The next one especially hits home, because Grammy’s story is so awesome. She didn’t have the easiest time raising my mom and uncle. Her husband left her with both of them, and she worked two factory jobs to support them. I can’t imagine that kind of strength and the courage and the sacrifice she made. She wanted to spoil her two children, and worked her ass off to make it reality. What’s crazier is that she never acknowledges it. She’s never outright brought it up with me. She’ll tell you about giving my mother a quarter to get a Coke, or buying my uncle a toy he wanted, but she’ll never tell you how hard she worked for those luxuries.

“I’ve been through some pretty rough times myself, but I got through it with prayer.”

And then, in classic Grammy fashion, she made sure to make a final request:

“If you see any of my favorite ball players (AKA: former Tar Heels), tell them I’m cheering them on.”

These two strong, beautiful, completely badass women completely changed my perception of this journey in the span of about 40 minutes.

I was so damn scared. And sad. And nervous.

Then Tricia called, and I felt confident. Then Grammy called, and I felt loved.

#PeopleForgetThat love is a powerful thing, especially in 2016, where headlines are cluttered with shootings, institutional racism, bigoted politicians and anything in between. It’s emotionally draining to see it all unfold, especially when social media has put us directly in these settings as if we were actually there.

To hear from those two, unannounced, when I needed anybody to fix my mindset? It meant the entire world to me. It outweighed any potential tragedy or negative event that had clouded my mind in the place of what should be a life-defining adventure. That’s the power of love working, and that’s why I implore anyone who reads this to call somebody they love, a friend, a sibling, a parent, a spouse, anybody, and remind them what they mean to you.

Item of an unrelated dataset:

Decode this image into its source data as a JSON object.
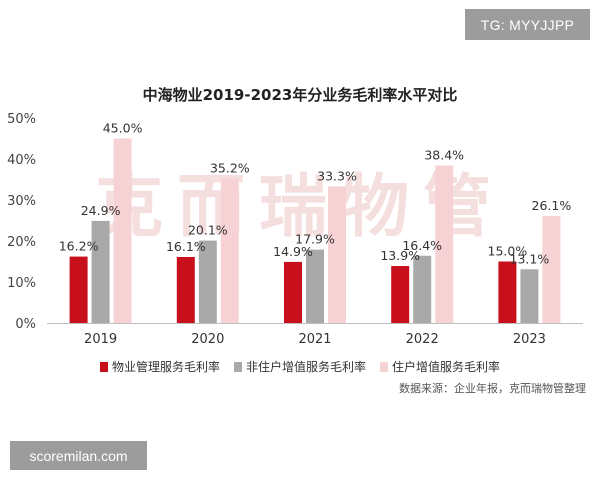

Not every #SurvivingRio post will be this preachy or serious, and this might even be the only one remotely like this. I’m sure I’ll look back on it in a year and cringe at how cheesy and ridiculous this was.

In less than 24 hours, I’m flying to Rio, and I’m still scared as hell. But I’m loved, too, and that’s enough to motivate me to pack this suitcase in front of me and embark on the journey of a lifetime.